Internationally Acclaimed Success: Miami Cancer Institute Physician’s Innovative Surgical Technique Highlighted in The Lancet
MIAMI, FL – August 15, 2024 – A technique developed by Horacio Asbun, M.D. and used during pancreatic cancer surgery has led to what he hopes will become the gold standard of care ― drainless distal pancreatectomy. The effectiveness of Dr. Asbun’s surgical technique, which includes omitting a once-believed essential surgical drain, has now been validated by researchers in Europe, who published their findings recently in The Lancet: Gastroenterology & Hepatology.
Dr. Asbun, chief of Hepatobiliary and Pancreatic Surgery with Miami Cancer Institute, says omitting the drain historically used during these types of surgeries is decreasing the pancreatic leak rate, lessening the chance of infection, sepsis and other serious complications caused by fluid leaking into the abdomen after surgery.
The surgery is commonly performed on patients with malignant, pre-cancerous or benign disease in the left part of the pancreas.
To validate Dr. Asbun’s work and confirm the safety of the procedure, surgeons in the Netherlands and Italy evaluated 282 patients from 12 centers in a multi-institutional, randomized clinical trial. Results showed that patients who did not have a drain placed during the procedure had a lower rate of postoperative pancreatic leak.

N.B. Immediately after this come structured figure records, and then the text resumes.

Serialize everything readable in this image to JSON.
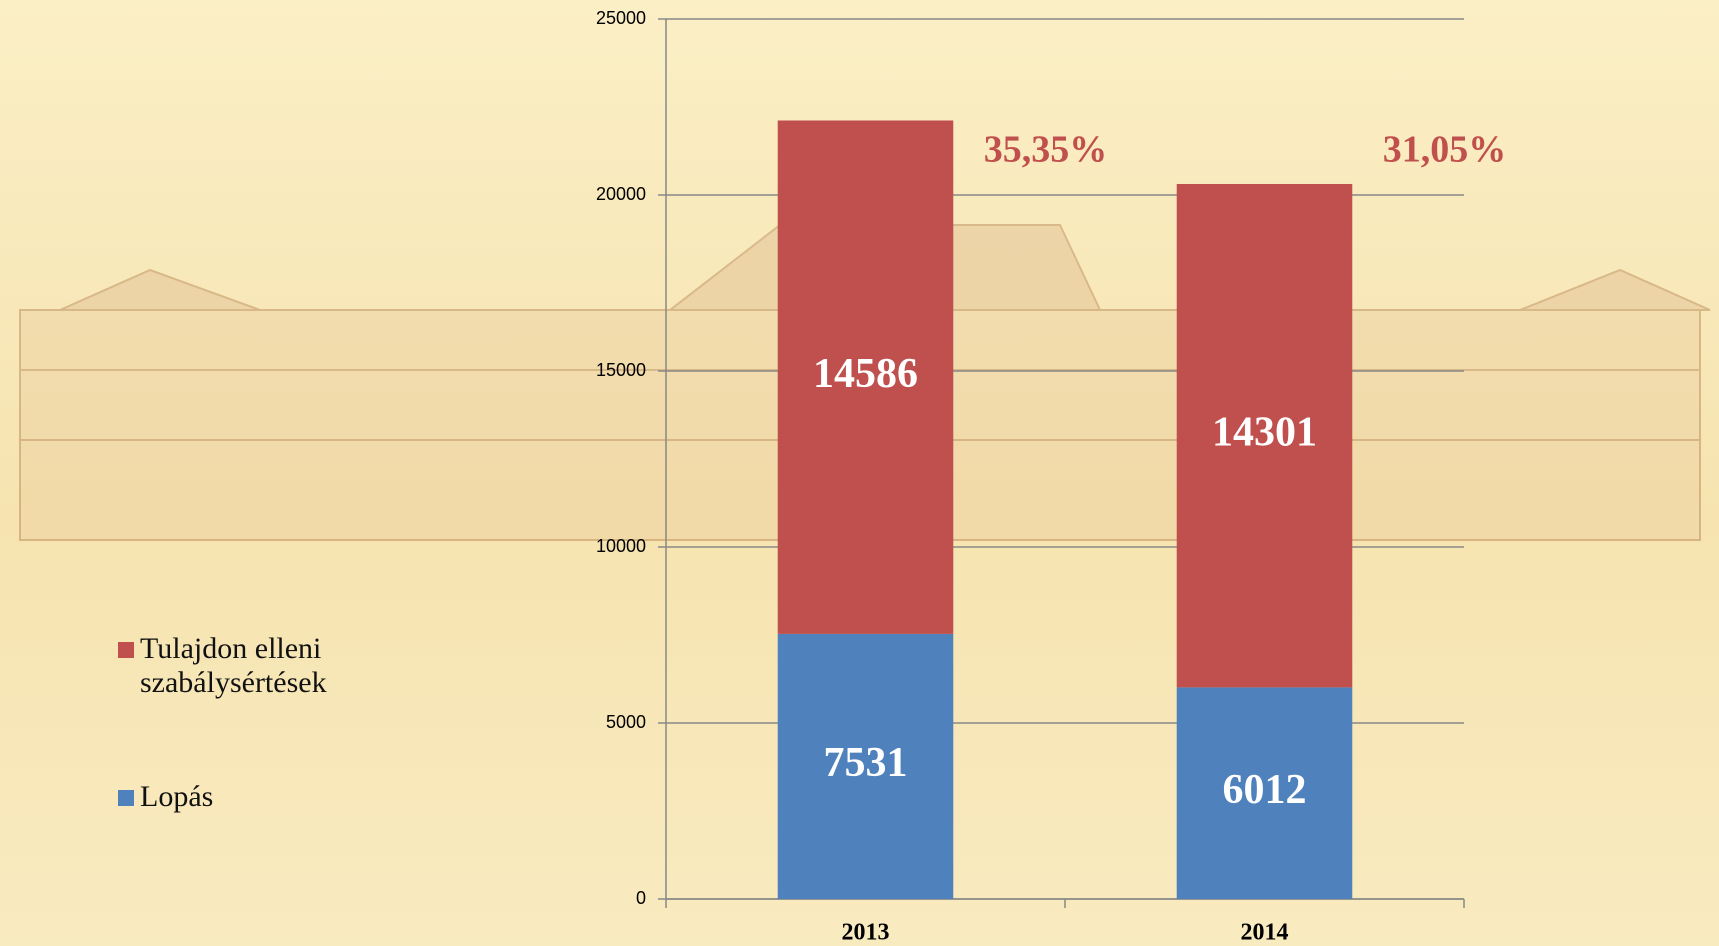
{
  "chart_data": {
    "type": "stacked_bar",
    "categories": [
      "2013",
      "2014"
    ],
    "series": [
      {
        "name": "Lopás",
        "color": "#4f81bd",
        "values": [
          7531,
          6012
        ]
      },
      {
        "name": "Tulajdon elleni szabálysértések",
        "color": "#c0504d",
        "values": [
          14586,
          14301
        ]
      }
    ],
    "annotations": [
      "35,35%",
      "31,05%"
    ],
    "ylim": [
      0,
      25000
    ],
    "yticks": [
      0,
      5000,
      10000,
      15000,
      20000,
      25000
    ],
    "grid": true
  }
}
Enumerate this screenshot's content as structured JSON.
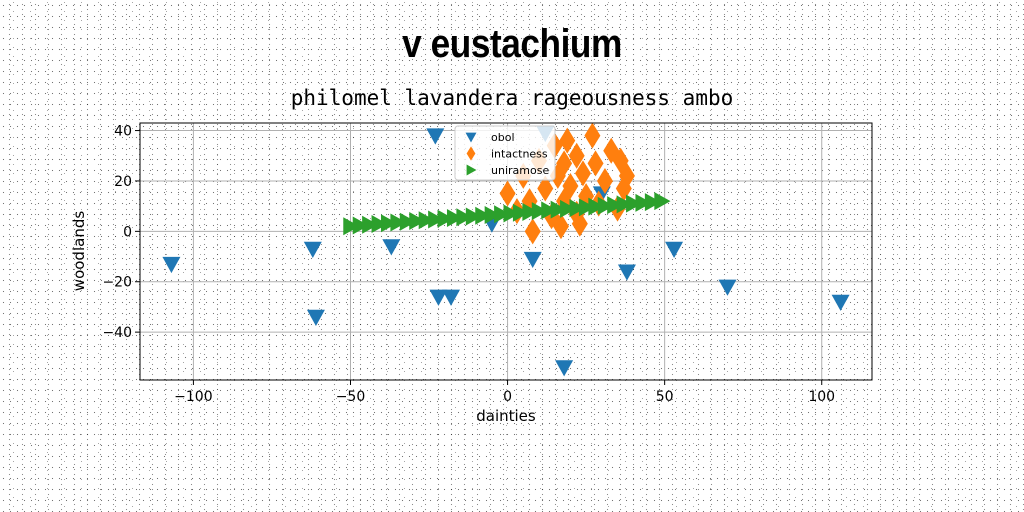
{
  "chart_data": {
    "type": "scatter",
    "title": "v eustachium",
    "subtitle": "philomel lavandera rageousness ambo",
    "xlabel": "dainties",
    "ylabel": "woodlands",
    "xlim": [
      -117,
      116
    ],
    "ylim": [
      -59,
      43
    ],
    "xticks": [
      -100,
      -50,
      0,
      50,
      100
    ],
    "yticks": [
      -40,
      -20,
      0,
      20,
      40
    ],
    "grid": true,
    "legend_position": "top-center",
    "series": [
      {
        "name": "obol",
        "marker": "triangle-down",
        "color": "#1f77b4",
        "x": [
          -107,
          -62,
          -61,
          -37,
          -23,
          -22,
          -18,
          -5,
          8,
          12,
          18,
          30,
          38,
          53,
          70,
          106
        ],
        "y": [
          -13,
          -7,
          -34,
          -6,
          38,
          -26,
          -26,
          3,
          -11,
          39,
          -54,
          15,
          -16,
          -7,
          -22,
          -28
        ]
      },
      {
        "name": "intactness",
        "marker": "diamond",
        "color": "#ff7f0e",
        "x": [
          0,
          3,
          5,
          7,
          8,
          10,
          12,
          14,
          15,
          16,
          17,
          18,
          18,
          19,
          20,
          22,
          22,
          23,
          24,
          25,
          27,
          28,
          29,
          31,
          33,
          35,
          36,
          37,
          38
        ],
        "y": [
          15,
          8,
          22,
          12,
          0,
          28,
          17,
          6,
          34,
          22,
          2,
          12,
          27,
          36,
          18,
          7,
          30,
          3,
          23,
          14,
          38,
          27,
          11,
          20,
          32,
          9,
          28,
          17,
          22
        ]
      },
      {
        "name": "uniramose",
        "marker": "triangle-right",
        "color": "#2ca02c",
        "x": [
          -50,
          -47,
          -44,
          -41,
          -38,
          -35,
          -32,
          -29,
          -26,
          -23,
          -20,
          -17,
          -14,
          -11,
          -8,
          -5,
          -2,
          1,
          4,
          7,
          10,
          13,
          16,
          19,
          22,
          25,
          28,
          31,
          34,
          37,
          40,
          43,
          46,
          49
        ],
        "y": [
          2,
          2.3,
          2.6,
          2.9,
          3.2,
          3.5,
          3.8,
          4.1,
          4.4,
          4.7,
          5,
          5.3,
          5.6,
          5.9,
          6.2,
          6.5,
          6.8,
          7.1,
          7.4,
          7.7,
          8,
          8.3,
          8.6,
          8.9,
          9.2,
          9.5,
          9.8,
          10.1,
          10.4,
          10.7,
          11,
          11.3,
          11.6,
          12
        ]
      }
    ]
  }
}
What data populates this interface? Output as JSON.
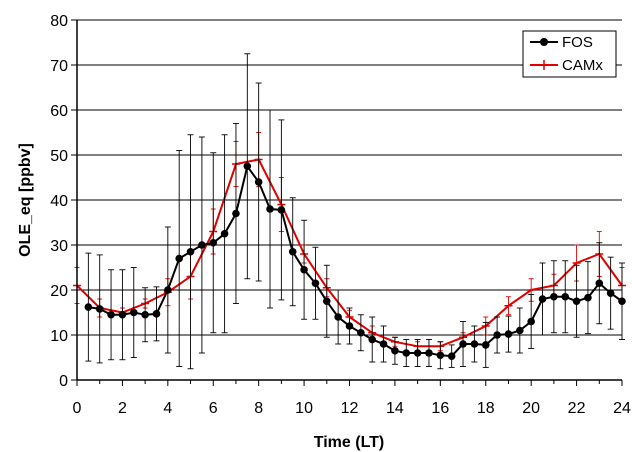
{
  "chart_data": {
    "type": "line",
    "xlabel": "Time (LT)",
    "ylabel": "OLE_eq [ppbv]",
    "xlim": [
      0,
      24
    ],
    "ylim": [
      0,
      80
    ],
    "x_ticks": [
      "0",
      "2",
      "4",
      "6",
      "8",
      "10",
      "12",
      "14",
      "16",
      "18",
      "20",
      "22",
      "24"
    ],
    "y_ticks": [
      "0",
      "10",
      "20",
      "30",
      "40",
      "50",
      "60",
      "70",
      "80"
    ],
    "grid": "horizontal",
    "legend_position": "top-right",
    "series": [
      {
        "name": "FOS",
        "color": "#000000",
        "marker": "circle",
        "x": [
          0.5,
          1,
          1.5,
          2,
          2.5,
          3,
          3.5,
          4,
          4.5,
          5,
          5.5,
          6,
          6.5,
          7,
          7.5,
          8,
          8.5,
          9,
          9.5,
          10,
          10.5,
          11,
          11.5,
          12,
          12.5,
          13,
          13.5,
          14,
          14.5,
          15,
          15.5,
          16,
          16.5,
          17,
          17.5,
          18,
          18.5,
          19,
          19.5,
          20,
          20.5,
          21,
          21.5,
          22,
          22.5,
          23,
          23.5,
          24
        ],
        "y": [
          16.2,
          15.8,
          14.5,
          14.5,
          15.0,
          14.5,
          14.7,
          20.0,
          27.0,
          28.5,
          30.0,
          30.5,
          32.5,
          37.0,
          47.5,
          44.0,
          38.0,
          37.8,
          28.5,
          24.5,
          21.5,
          17.5,
          14.0,
          12.0,
          10.5,
          9.0,
          8.0,
          6.5,
          6.0,
          6.0,
          6.0,
          5.5,
          5.3,
          8.0,
          8.0,
          7.8,
          10.0,
          10.2,
          11.0,
          13.0,
          18.0,
          18.5,
          18.5,
          17.5,
          18.3,
          21.5,
          19.3,
          17.5
        ],
        "err": [
          12,
          12,
          10,
          10,
          10,
          6,
          6,
          14,
          24,
          26,
          24,
          20,
          22,
          20,
          25,
          22,
          22,
          20,
          12,
          11,
          8,
          8,
          6,
          4,
          4,
          5,
          4,
          3,
          3,
          3,
          3,
          3,
          2.5,
          5,
          4,
          5,
          4,
          4,
          5,
          6,
          8,
          8,
          8,
          8,
          8,
          9,
          8,
          8.5
        ]
      },
      {
        "name": "CAMx",
        "color": "#e00000",
        "marker": "plus",
        "x": [
          0,
          1,
          2,
          3,
          4,
          5,
          6,
          7,
          8,
          9,
          10,
          11,
          12,
          13,
          14,
          15,
          16,
          17,
          18,
          19,
          20,
          21,
          22,
          23,
          24
        ],
        "y": [
          21,
          16,
          15,
          17,
          19.5,
          23,
          33,
          48,
          49,
          39,
          28,
          20.5,
          14,
          10.5,
          8.5,
          7.5,
          7.5,
          9.5,
          12,
          16.5,
          20,
          21,
          26,
          28,
          21
        ],
        "err": [
          4,
          2,
          1,
          1,
          3,
          5,
          5,
          5,
          6,
          6,
          2,
          2,
          1.5,
          1.5,
          1,
          1,
          1,
          1,
          2,
          2,
          2.5,
          2.5,
          4,
          5,
          4
        ]
      }
    ]
  }
}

In the patients with no drains, only 12 percent had clinically significant pancreatic leaks as compared to 27 percent of patients with drains. Additionally, while 51 percent of patients who received a drain experienced other overall complications, just 33 percent of the no-drain group had overall complications.
The article, ‘Prophylactic Abdominal Drainage After Distal Pancreatectomy (PANDORINA): An International, Multicenter, Open-label, Randomized Controlled, Non-inferiority Trial,’ was published March 15 in The Lancet: Gastroenterology & Hepatology. The paper’s authors acknowledge Dr. Asbun for demonstrating the procedure along with the clockwise technique he is credited with developing earlier in his practice.
“These are very complex procedures for a cancer with a historically poor prognosis. While performing a drainless distal pancreatectomy may seem like a minor change, along with other technical aspects it has resulted in significantly better care for our patients,” Dr. Asbun said. “Although we have previously reported our retrospective results, the study reconfirms that omitting drain placement and following a particular technique improves outcomes. I am very appreciative of the leading author’s efforts in performing this trial to validate the results.”
Study results will be presented at upcoming oncology conferences and will be on the agenda during continued discussions on international guidelines for pancreatic surgery. Dr. Asbun hopes that within a few years, the practice will be adopted worldwide.